I have went to several gun stores including a Cabelas and only one had a 357auto in stock and it was the last one! This has got me thinking about my choice and curious is this round going away? I have yet to find any ammo on the shelf locally, however it is available on line. 

What does everyone think, is this round really going away and should I go back to looking at the 40S&W? Or is this just one manufacturer that is focusing on the most popular calibers??

Thanks
John


----------



## paratrooper (Feb 1, 2012)

I'm not an ammo expert nor do I do any reloading. But, I do pay attention to what kind of ammo tends to stay put once in production. 

I had odd feelings about the .357Sig long ago. I didn't know anyone that had a gun in that caliber or anyone that shot that caliber and liked it. 

The .40 S&W is tried and true and is a good performer. I currently have two guns in that caliber and plan on keeping them. 

Get ya a .40S&W. You won't have any regrets.


----------



## jpr (Aug 19, 2013)

paratrooper said:


> I'm not an ammo expert nor do I do any reloading. But, I do pay attention to what kind of ammo tends to stay put once in production.
> 
> I had odd feelings about the .357Sig long ago. I didn't know anyone that had a gun in that caliber or anyone that shot that caliber and liked it.
> 
> ...


Thanks paratrooper, I have a full size 40S&W and I like it, just a little big for concealed carry. I figured if I was buying a new weapon I would look at the 357sig. Several enforcement
agencies around here carry them and I have not heard a bad thing from anyone. That is why I was looking, may get a compact 40 and call it a day!

John


----------



## paratrooper (Feb 1, 2012)

jpr said:


> Thanks paratrooper, I have a full size 40S&W and I like it, just a little big for concealed carry. I figured if I was buying a new weapon I would look at the 357sig. Several enforcement
> agencies around here carry them and I have not heard a bad thing from anyone. That is why I was looking, may get a compact 40 and call it a day!
> 
> John


I have a SIG P250C in .40 cal. It's not too big and it's now my carry gun. It's DA only though, but that's not a deal breaker for me, as I also have a Beretta 92D in 9mm, and once you get used to the trigger, it's just fine.


----------



## DJ Niner (Oct 3, 2006)

The .40 and .357 SIG are so similar in pistol/mag size and parts, that most pistols in one of these calibers can be converted to the other caliber by dropping-in a new barrel and nothing else. Folks do it with Glocks all the time, even use the same mags.

Check into it; you may be able to keep your .357 and just buy a second barrel for it in .40, then shoot either caliber in the same pistol as ammo availability/cost allows.

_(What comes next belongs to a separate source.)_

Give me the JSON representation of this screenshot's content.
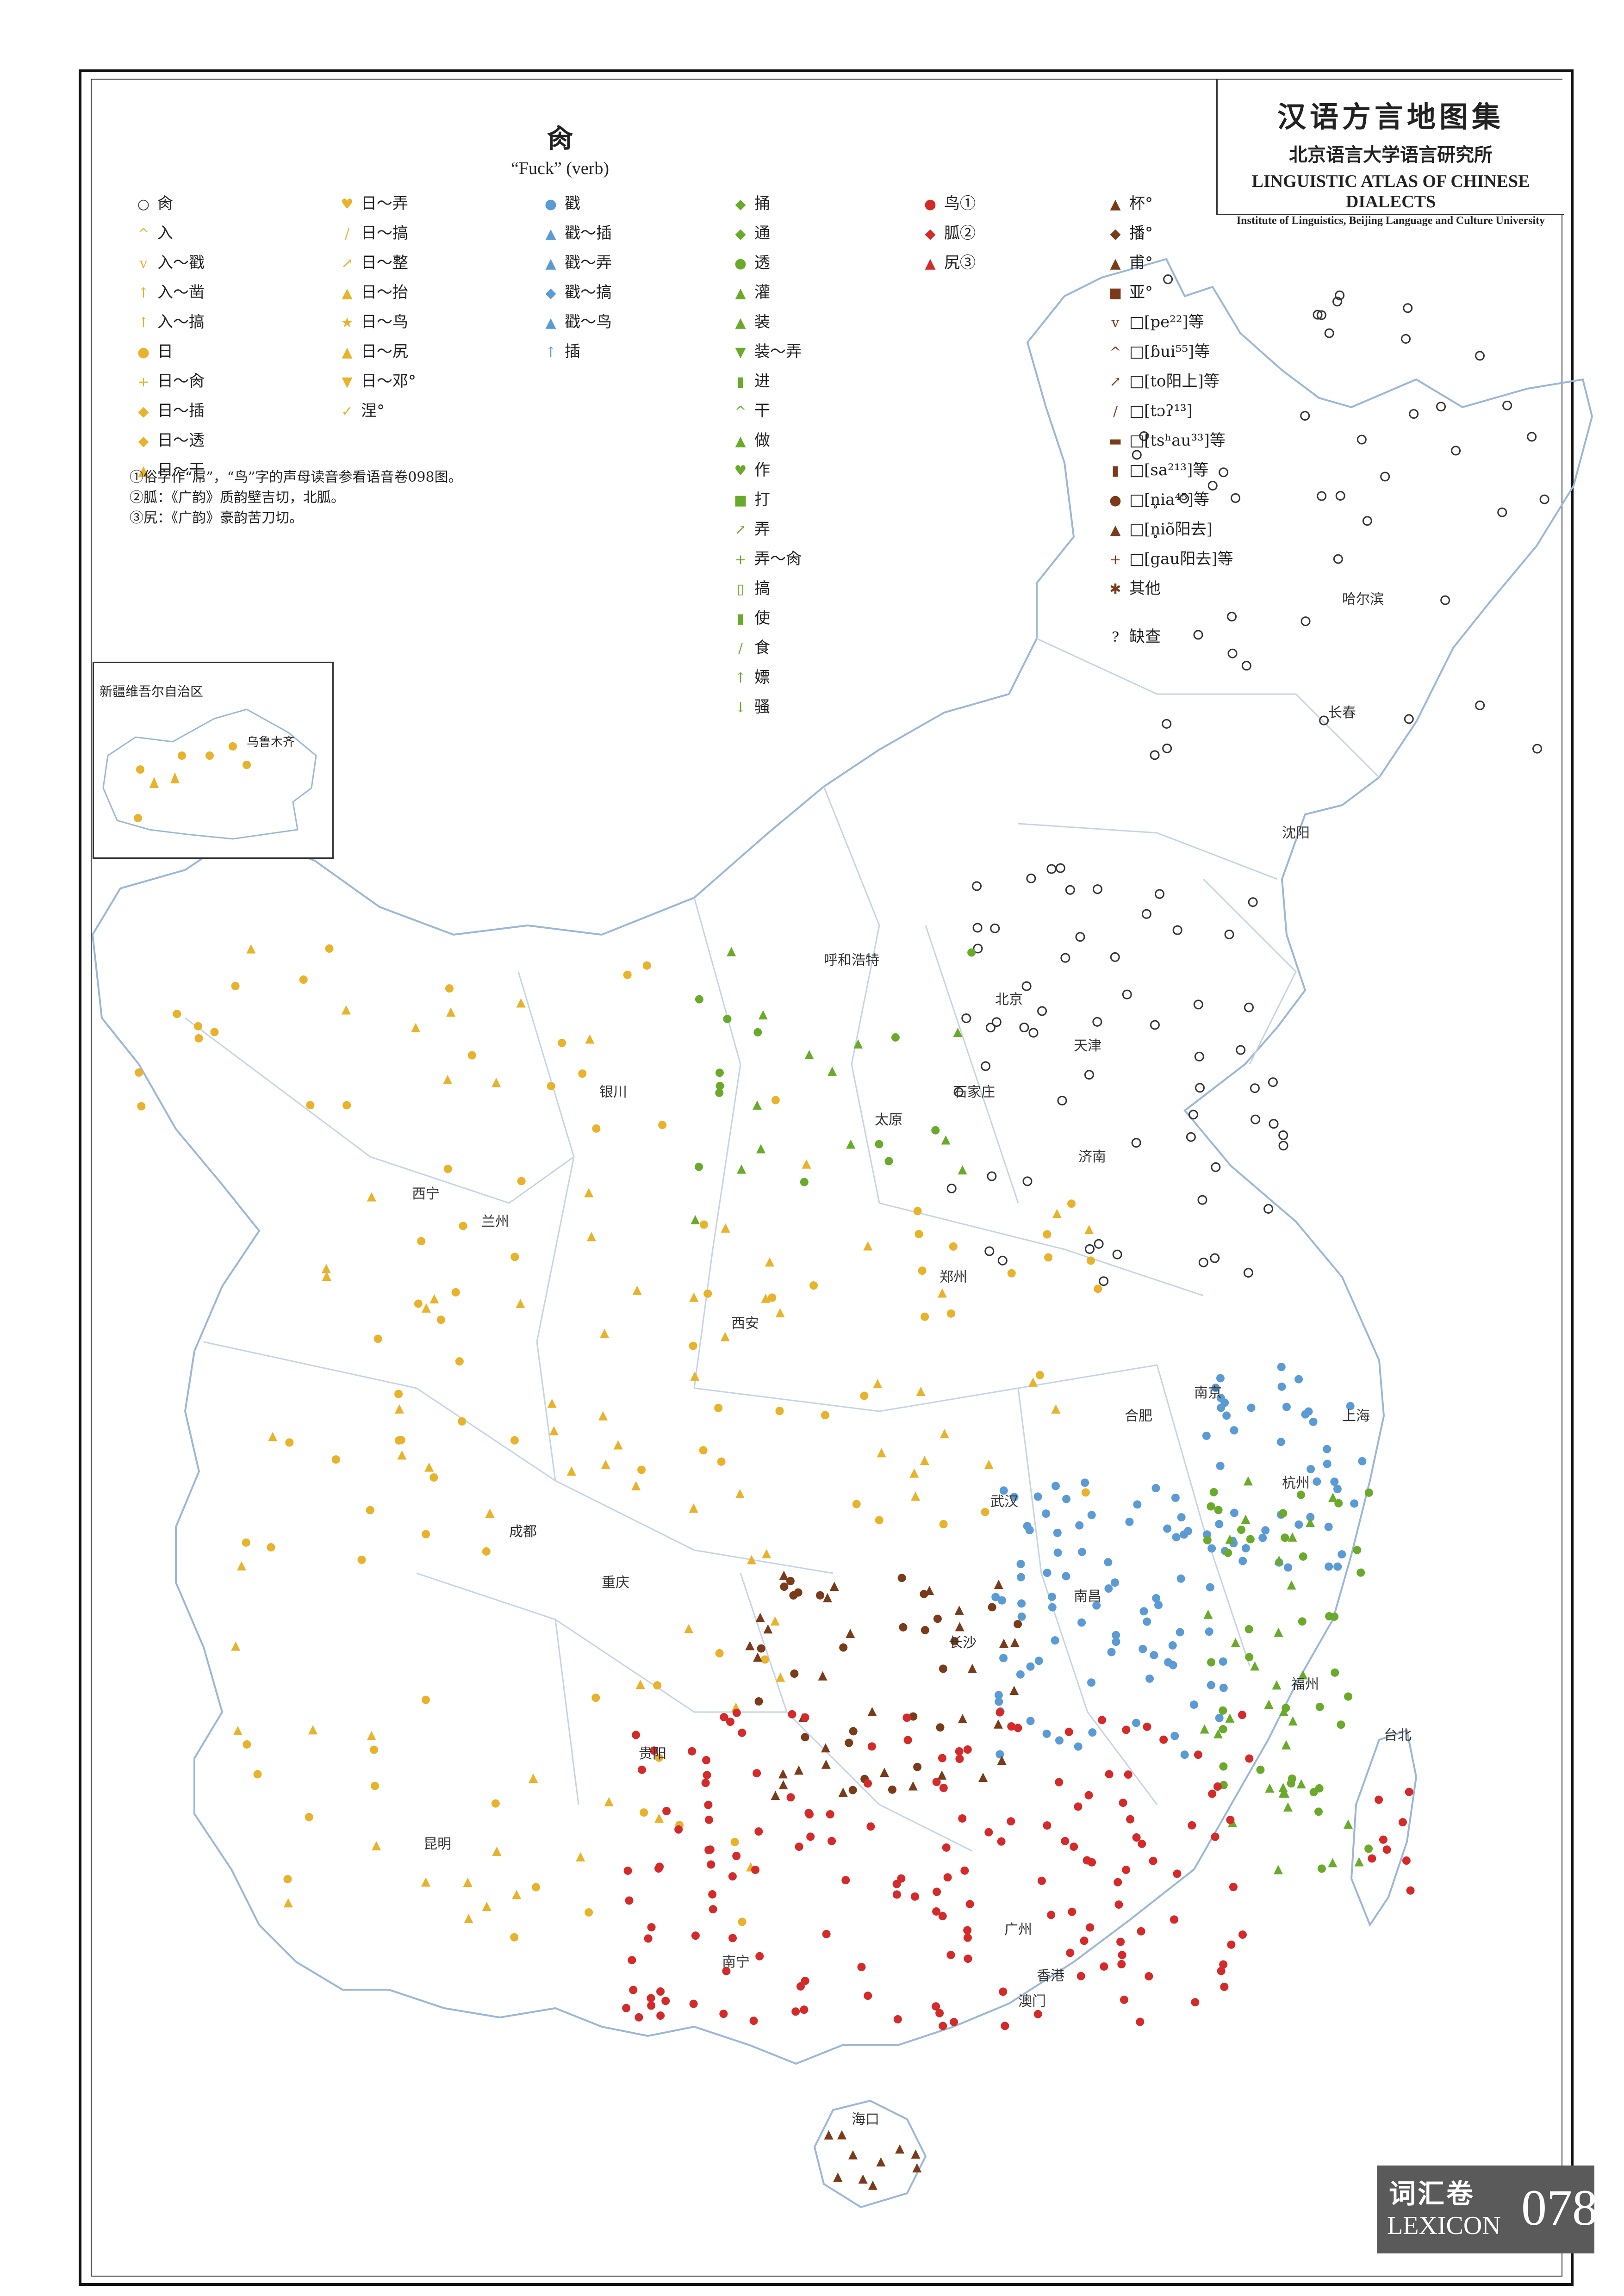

And I wouldn't put too much faith in that prediction about the .357 SIG caliber going away; I've been hearing that about the 10mm for over a decade now, and it's still with us. Safe to say there are more law enforcement agencies using .357 SIG-caliber pistols than the 10mm, and use by L.E. will certainly help keep a caliber alive and kicking.


----------



## all357mag (May 20, 2013)

The 357sig, & 45gap were doomed before they began! Needless gimmick calibers for niches that weren't there! The 40 S&W was the only real revolutionary cartridge of the bunch. Stick with 45acp, 40 S&W. Potent defense rounds that make big holes out of concealable size handguns!


----------



## Chris3425 (Feb 22, 2013)

I've a G31 and the .357 Sig shoots really nice, is very accurate but is expensive so I also picked up a LW 9mm conversion barrel for something cheaper to shoot. I keep it setup with the .357 Sig for home defense and drop in the 9mm barrel and mags for target shooting.


----------



## Overkill0084 (Nov 28, 2010)

.357 Sig is a decent round that has achieved some measure of success with various law enforcement agencies. While it is an incremental step up in performance from 9 mm, it's not exactly revolutionary. It also falls somewhat short of the .357 mag load that it was intended to mimic. 
Add the fact that due to it's additional cost and relative rarity, it's not terribly popular among people who buy ammo with their own money. 
Going away? Probably not any time soon. But I wouldn't count on much in the way of improvement either.


----------